Unfortunately, most participants who completed the training—even those in the enriched GTG group—did not report a higher level of perceived effectiveness. Given that increased therapeutic effectiveness is the main goal of transcultural competency training, this result was disappointing.

According to the researchers, the therapists in their study may have become more skilled but didn’t report a greater sense of efficacy because the training had given them a greater degree of cultural humility. In other words, the therapists may have recognized their limitations in intercultural contexts, a realization that might lower a therapist’s perceived effectiveness, at least in the short run.

That explanation has merit, but I favor a different interpretation. In my experience, cultural competency training programs typically focus on generic principles such as “acknowledge and control your biases” and “consider a client’s worldview when selecting treatments and goals.” Learning these principles can help therapists become more culturally aware and committed, but the principles are also difficult to implement. Controlling my personal biases and accessing my clients’ worldviews are easier said than done.

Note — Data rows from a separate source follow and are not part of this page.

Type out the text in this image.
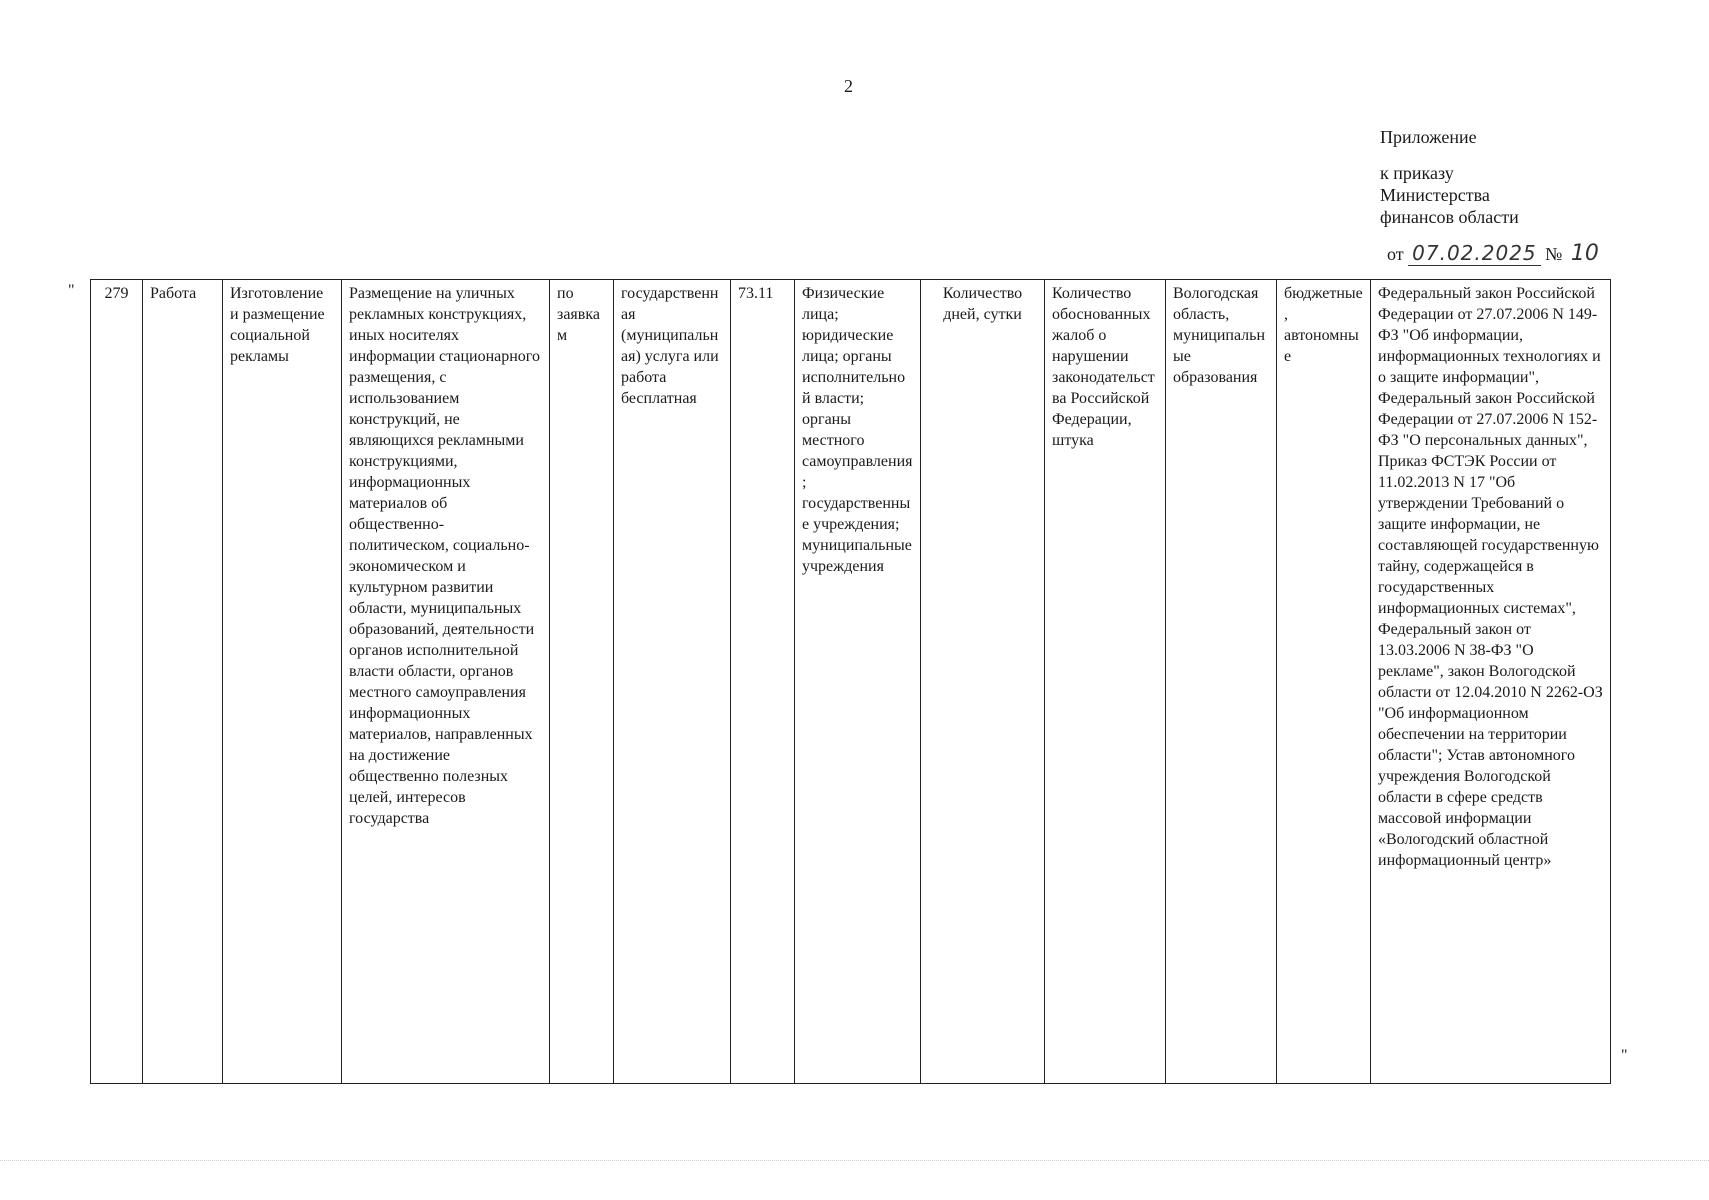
2
Приложение
к приказу
Министерства
финансов области
от 07.02.2025 № 10
" 279	Работа	Изготовление и размещение социальной рекламы	Размещение на уличных рекламных конструкциях, иных носителях информации стационарного размещения, с использованием конструкций, не являющихся рекламными конструкциями, информационных материалов об общественно-политическом, социально-экономическом и культурном развитии области, муниципальных образований, деятельности органов исполнительной власти области, органов местного самоуправления информационных материалов, направленных на достижение общественно полезных целей, интересов государства	по заявкам	государственная (муниципальная) услуга или работа бесплатная	73.11	Физические лица; юридические лица; органы исполнительной власти; органы местного самоуправления; государственные учреждения; муниципальные учреждения	Количество дней, сутки	Количество обоснованных жалоб о нарушении законодательства Российской Федерации, штука	Вологодская область, муниципальные образования	бюджетные, автономные	Федеральный закон Российской Федерации от 27.07.2006 N 149-ФЗ "Об информации, информационных технологиях и о защите информации", Федеральный закон Российской Федерации от 27.07.2006 N 152-ФЗ "О персональных данных", Приказ ФСТЭК России от 11.02.2013 N 17 "Об утверждении Требований о защите информации, не составляющей государственную тайну, содержащейся в государственных информационных системах", Федеральный закон от 13.03.2006 N 38-ФЗ "О рекламе", закон Вологодской области от 12.04.2010 N 2262-ОЗ "Об информационном обеспечении на территории области"; Устав автономного учреждения Вологодской области в сфере средств массовой информации «Вологодский областной информационный центр»
"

The generic principles by themselves don’t give therapists the specific tools they need when working, for example, with a Syrian business owner or married Somali couple (Ibrahim & Dykeman, 2011). Therapists working with culturally diverse clients need a larger-than-usual toolbox filled with specific cultural knowledge (about Somalia, for example) and techniques that can be used to assess a client’s linguistic proficiency, migration concerns, changes in social status, acculturation strategy, religiosity, construal of self (independent or interdependent), views on gender roles, and more. Unfortunately, most cultural competency training programs fail to include these crucial components.

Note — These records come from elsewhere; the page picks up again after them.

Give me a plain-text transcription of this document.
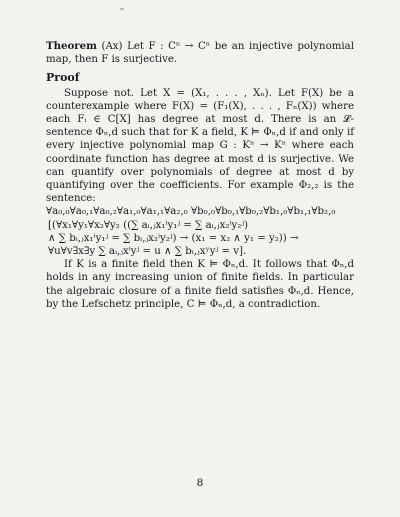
Theorem (Ax) Let F : Cⁿ → Cⁿ be an injective polynomial map, then F is surjective.

Proof

Suppose not. Let X = (X₁, . . . , Xₙ). Let F(X) be a counterexample where F(X) = (F₁(X), . . . , Fₙ(X)) where each Fᵢ ∈ C[X] has degree at most d. There is an 𝓛-sentence Φₙ,d such that for K a field, K ⊨ Φₙ,d if and only if every injective polynomial map G : Kⁿ → Kⁿ where each coordinate function has degree at most d is surjective. We can quantify over polynomials of degree at most d by quantifying over the coefficients. For example Φ₂,₂ is the sentence:

∀a₀,₀∀a₀,₁∀a₀,₂∀a₁,₀∀a₁,₁∀a₂,₀ ∀b₀,₀∀b₀,₁∀b₀,₂∀b₁,₀∀b₁,₁∀b₂,₀

[(∀x₁∀y₁∀x₂∀y₂ ((∑ aᵢ,ⱼx₁ⁱy₁ʲ = ∑ aᵢ,ⱼx₂ⁱy₂ʲ)

∧ ∑ bᵢ,ⱼx₁ⁱy₁ʲ = ∑ bᵢ,ⱼx₂ⁱy₂ʲ) → (x₁ = x₂ ∧ y₁ = y₂)) →

∀u∀v∃x∃y ∑ aᵢ,ⱼxⁱyʲ = u ∧ ∑ bᵢ,ⱼxʸyʲ = v].

If K is a finite field then K ⊨ Φₙ,d. It follows that Φₙ,d holds in any increasing union of finite fields. In particular the algebraic closure of a finite field satisfies Φₙ,d. Hence, by the Lefschetz principle, C ⊨ Φₙ,d, a contradiction.

8
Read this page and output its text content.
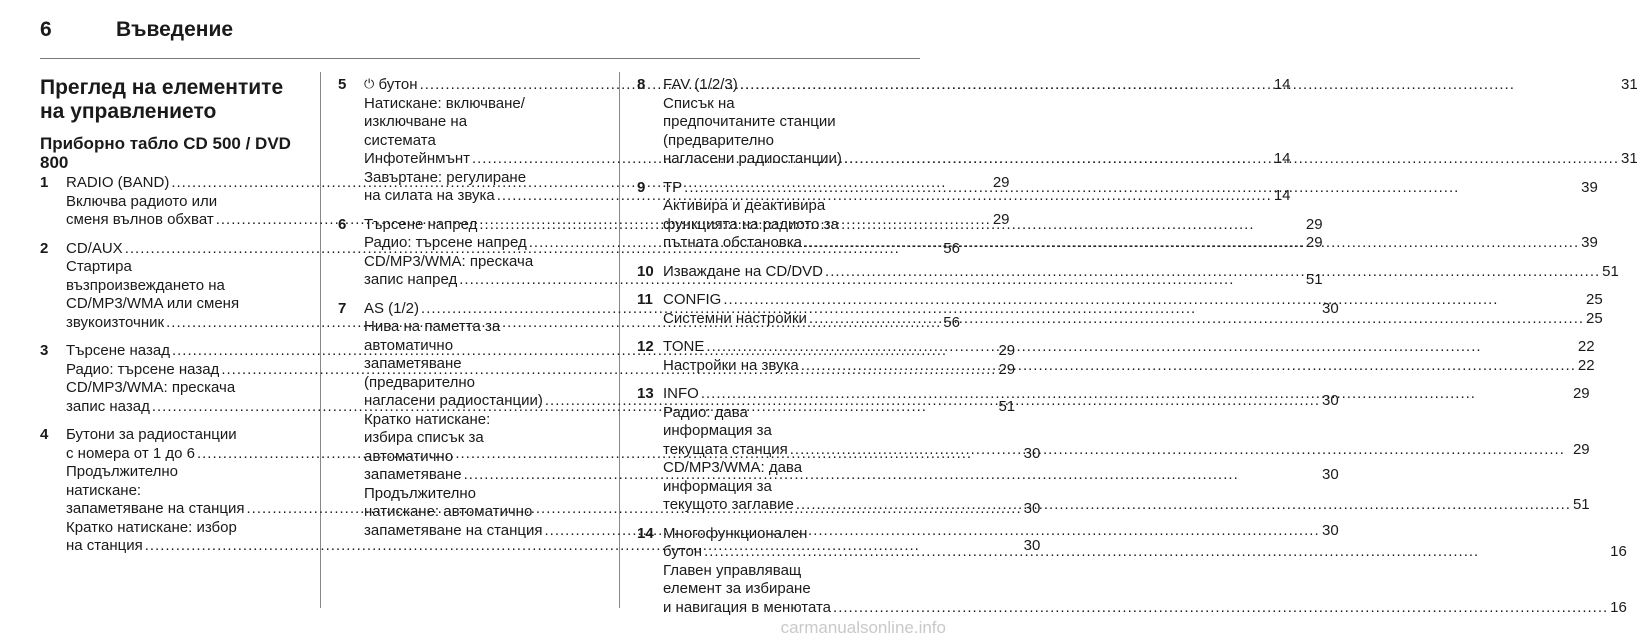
6	Въведение
Преглед на елементите на управлението
Приборно табло CD 500 / DVD 800
1	RADIO (BAND) .....	29
Включва радиото или
сменя вълнов обхват .....	29
2	CD/AUX .....	56
Стартира
възпроизвеждането на
CD/MP3/WMA или сменя
звукоизточник .....	56
3	Търсене назад .....	29
Радио: търсене назад .....	29
CD/MP3/WMA: прескача
запис назад .....	51
4	Бутони за радиостанции
с номера от 1 до 6 .....	30
Продължително
натискане:
запаметяване на станция .....	30
Кратко натискане: избор
на станция .....	30
5	⏻
бутон .....	14
Натискане: включване/
изключване на
системата
Инфотейнмънт .....	14
Завъртане: регулиране
на силата на звука .....	14
6	Търсене напред .....	29
Радио: търсене напред .....	29
CD/MP3/WMA: прескача
запис напред .....	51
7	AS (1/2) .....	30
Нива на паметта за
автоматично
запаметяване
(предварително
нагласени радиостанции) .....	30
Кратко натискане:
избира списък за
автоматично
запаметяване .....	30
Продължително
натискане: автоматично
запаметяване на станция .....	30
8	FAV (1/2/3) .....	31
Списък на
предпочитаните станции
(предварително
нагласени радиостанции) .....	31
9	TP .....	39
Активира и деактивира
функцията на радиото за
пътната обстановка .....	39
10 Изваждане на CD/DVD .....	51
11 CONFIG .....	25
Системни настройки .....	25
12 TONE .....	22
Настройки на звука .....	22
13 INFO .....	29
Радио: дава
информация за
текущата станция .....	29
CD/MP3/WMA: дава
информация за
текущото заглавие .....	51
14 Многофункционален
бутон .....	16
Главен управляващ
елемент за избиране
и навигация в менютата .....	16
carmanualsonline.info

Atzor, M.-C., Andersson, G., von Lersner, U., & Weise, C. (2024). Effectiveness of internet-based training on psychotherapists’ transcultural competence: A randomized controlled trial. Journal of Cross-Cultural Psychology, 55(3), 260-77.

Borho, A., Viazminsky, A., Morawa, E., Schmitt, G. M., Georgiadou, E., & Erim, Y. (2020). The prevalence and risk factors for mental distress among Syrian refugees in Germany: A register-based follow-up study. BMC Psychiatry, 20(1), Article 362.

Ibrahim, F. A., & Dykeman, C. (2011). Counseling Muslim Americans: Cultural and spiritual assessments. Journal of Counseling & Development, 89(4), 387-396.